You should notice the throughput increasing over time; this is called the “warm-up” period. The JRE needs some warm-up time to load all the classes and let the JIT make some optimizations. The throughput will ultimately stabilize and reach a fixed number (give or take a few requests per second). Depending on how complex your test is, this warm-up period could be 30 seconds or 30 minutes.
While the test is running, open a terminal (Linux or AIX) and run
vmstat 5 to display system metrics every five seconds (Listing 1).

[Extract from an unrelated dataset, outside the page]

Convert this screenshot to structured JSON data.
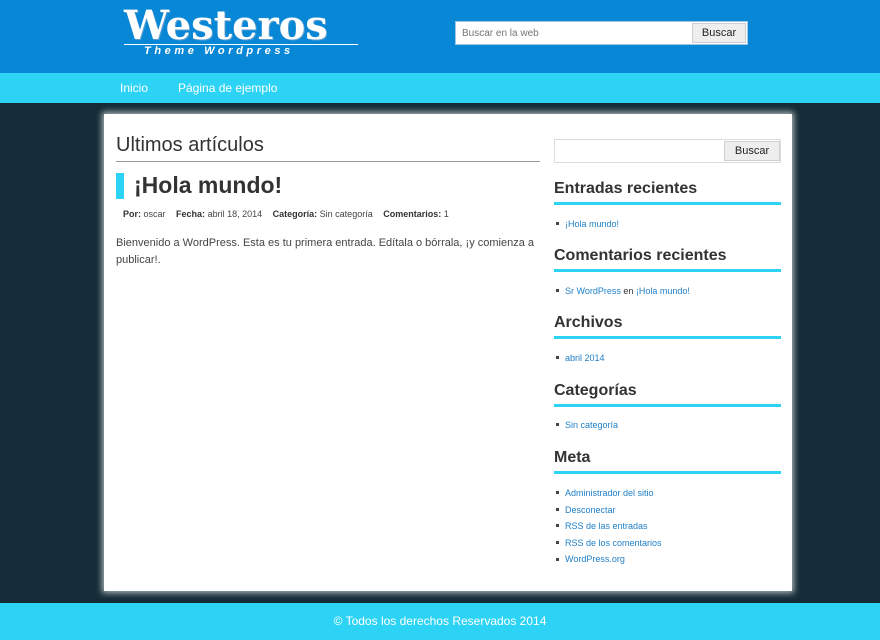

[root@spice3 bin]# vmstat 5 procs -----------memory---------- ---swap-- -----io---- --system-- -----cpu----- r b swpd free buff cache si so bi bo in cs us sy id wa st 0 0 0 8235164 104920 500956 0 0 13 11 44 154 8 5 86 0 0 0 0 0 8235164 104928 500956 0 0 0 3 8030 4987 6 1 93 0 0 1 0 0 8235040 104936 500956 0 0 0 3 7982 4944 5 1 94 0 0 0 0 0 8233116 104936 500960 0 0 0 6 8126 5020 7 1 92 0 0 0 0 0 8231068 104944 500960 0 0 0 6 7952 4939 6 1 93 0 0 0 0 0 8231316 104952 500960 0 0 0 3 7761 4819 5 1 94 0 0 Example vmstat output showing ~7% CPU utilization.
If you're using Windows, right click on the task bar and select Task Manager and choose the Performance tab. Once the throughput in JMeter reaches a stable value, record the CPU utilization on the server running WebSphere Application Server and any other applicable servers, then stop the Jmeter test by clicking the red stop sign, or Run > Stop. The JMeter Summary Results view should look similar to Figure 5.
Figure 5. JMeter Summary Report view
In a spreadsheet, record the throughput result (93.9 req/sec) and the average response time result (4 ms). The Min, Max, and Std. Dev. response time results can also be beneficial to record if you want even more detailed information.
After recording all the results, select Run > Clear to clear the Summary Report results. This concludes the test for the single user. Now simply repeat the above steps by increasing the number of users to 2, then 4, then 8, and so on. You should observe the throughput increases each time as you add more users. Eventually, you'll observe the throughput stops increasing and may even start to decrease. Once that plateau (and possible degradation) is reached, the test can be stopped.
After completing the above steps, you should have a spreadsheet that looks something like Figure 6. (These particular results are very much dependent on the DayTrader application and the environment in which this test was run. Your actual results will likely look very different.)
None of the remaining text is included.